Revue de web #1

Qu’est-ce qu’on dit sur internet à propos du numérique ? Le 26FK fait régulièrement le point là-dessus, bonne lecture !

https://actualitte.com/article/101537/humeurs/un-proces-insense-l-internet-archive-a-un-coeur-et-sait-s-en-servir

Un procès insensé : “L’Internet Archive a un cœur, et sait s’en servir”

L’Open Library est une bibliothèque numérique de prêt gratuite pour tous dans le monde entier. Les versions numériques ne sont utilisables que par une personne à la fois, comme le veut la législation. Contrairement aux livres numériques commerciaux présents dans les bibliothèques municipales par exemple, les numérisations de livres de l’Open Library ne rapportent pas de revenus aux éditeurs puisqu’ils sont scannés en mode image (PDF). Le 12 novembre 2021 s’est ouvert aux États-Unis un procès intenté par quatre grands éditeurs (Hachette, Penguin Random House, Wiley, HarperCollins) contre l’Open Library pour non respect des droits d’auteurs.


https://labomedia.org/novembre-2021-construire-une-infrastructure-feministe-lignes-dassistance-feministes-pour-les-personnes-confrontees-a-la-violence-sexiste-dans-les-espaces-numeriques/

Novembre 2021 : Construire une infrastructure féministe : lignes d’assistance féministes pour les personnes confrontées à la violence sexiste dans les espaces numériques

Les organisations, projets et collectifs féministes soutiennent les personnes et les collectifs confrontés à la violence sexiste amplifiée ou facilitée par les outils numériques. Labomedia partage des documents qui analysent les lignes d’assistance féministes pour les personnes confrontées à des violences basées sur le genre dans les espaces numériques.

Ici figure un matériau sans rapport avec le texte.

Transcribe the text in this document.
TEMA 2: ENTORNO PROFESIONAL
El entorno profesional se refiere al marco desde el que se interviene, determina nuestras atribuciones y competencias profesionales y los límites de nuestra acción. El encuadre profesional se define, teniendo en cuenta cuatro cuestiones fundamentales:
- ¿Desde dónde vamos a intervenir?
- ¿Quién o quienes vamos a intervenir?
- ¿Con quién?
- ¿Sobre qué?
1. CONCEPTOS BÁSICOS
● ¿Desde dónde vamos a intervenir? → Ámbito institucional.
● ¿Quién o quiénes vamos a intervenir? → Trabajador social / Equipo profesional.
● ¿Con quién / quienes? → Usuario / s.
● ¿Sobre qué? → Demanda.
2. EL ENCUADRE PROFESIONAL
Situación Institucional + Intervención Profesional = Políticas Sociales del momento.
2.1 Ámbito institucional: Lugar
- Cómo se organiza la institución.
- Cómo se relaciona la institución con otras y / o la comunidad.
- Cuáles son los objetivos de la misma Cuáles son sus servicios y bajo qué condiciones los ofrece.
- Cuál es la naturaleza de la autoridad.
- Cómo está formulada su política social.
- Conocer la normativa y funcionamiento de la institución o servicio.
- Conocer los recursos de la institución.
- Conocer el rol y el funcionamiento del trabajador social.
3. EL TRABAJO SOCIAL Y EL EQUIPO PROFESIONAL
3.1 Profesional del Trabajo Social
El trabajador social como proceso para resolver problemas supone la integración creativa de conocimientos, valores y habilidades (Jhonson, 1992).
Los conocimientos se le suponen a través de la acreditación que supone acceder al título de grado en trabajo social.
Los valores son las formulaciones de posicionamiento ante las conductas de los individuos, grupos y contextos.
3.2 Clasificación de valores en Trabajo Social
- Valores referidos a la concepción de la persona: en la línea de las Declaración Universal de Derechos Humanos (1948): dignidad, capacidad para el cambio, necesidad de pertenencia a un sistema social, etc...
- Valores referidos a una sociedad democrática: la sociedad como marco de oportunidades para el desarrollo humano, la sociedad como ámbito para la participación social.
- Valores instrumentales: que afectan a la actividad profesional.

https://www.marianne.net/societe/big-brother/facebook-files-frances-haugen-ou-la-revolte-dun-pur-produit-de-la-silicon-valley

Facebook Files : Frances Haugen ou la révolte d’un pur produit de la Silicon Valley

Frances Haugen s’est lancée dans une tournée européenne pour appeler à la régulation de Facebook dont elle dénonce les failles. L’ancienne cadre de Facebook poursuit ses révélations : Facebook a pleinement conscience des problèmes qu’engendre son réseau social et choisit délibérément de les ignorer.


https://www.franceculture.fr/numerique/aaron-swartz-hacktiviste-des-savoirs

Aaron Swartz : hacktiviste des savoirs

Si autant de revues, d’articles scientifiques, sont consultables gratuitement sur Internet, c’est en partie grâce à lui. Un prodige du Web qui s’est engagé dès son plus jeune âge pour la libre circulation des connaissances. Adolescent, il participe à la création de deux innovations majeures du Web encore utilisées aujourd’hui : le flux RSS et la licence Creative Commons. Très vite, il est repéré par Tim Berners-Lee, l’inventeur du World Wide Web, qui voit en lui un prodige du net. Mais le jeune homme n’aspire ni à l’argent, ni à la célébrité. Ce qu’il veut, c’est créer un monde meilleur.


https://contribulle.org/about

Construisons ensemble des projets plus conviviaux et plus respectueux de nos libertés

« Je veux contribuer à des projets libres mais je ne sais pas comment et où. »
Nous sommes souvent confronté·es à cette question !
C’est pourquoi Contribulle souhaite y répondre.
Cette plateforme - sous licence - libre veut simplifier le contact entre des projets qui manquent de compétences, et de super·be·s contributeur·rice·s qui pourraient leur donner un coup de main.


https://www.nextinpact.com/article/48684/le-senat-adopte-taxe-copie-privee-sur-produits-reconditionnes

Le Sénat adopte la « taxe » Copie privée sur les produits reconditionnés

Cette loi était censée à l’origine alléger l’empreinte environnementale du numérique. Les produits d’occasion seront donc bien soumis à une redevance de 10,08 euros TTC pour les téléphones et 10,92 euros TTC pour les tablettes. Tant pis pour les poches des consommateurs, tant pis pour l’environnement, le réemploi et les PME et TPE du secteur.


http://www.davduf.net/uberisation-et-apres-comment-la-plateformisation

Ubérisation et après ? Comment la plateformisation ruine nos vies

Aujourd’hui, le modèle des plateformes numériques de travail s’est répandu et, avec lui, un autoentrepreneuriat précaire qui touche chaque jour de plus en plus de métiers. Ces entreprises, employeurs qui se rêvent sans responsabilité autre que celle de leurs actionnaires, nous imposent un choix de société, sans emploi créé, où le travail salarié s’efface derrière le mirage d’une autonomie factice.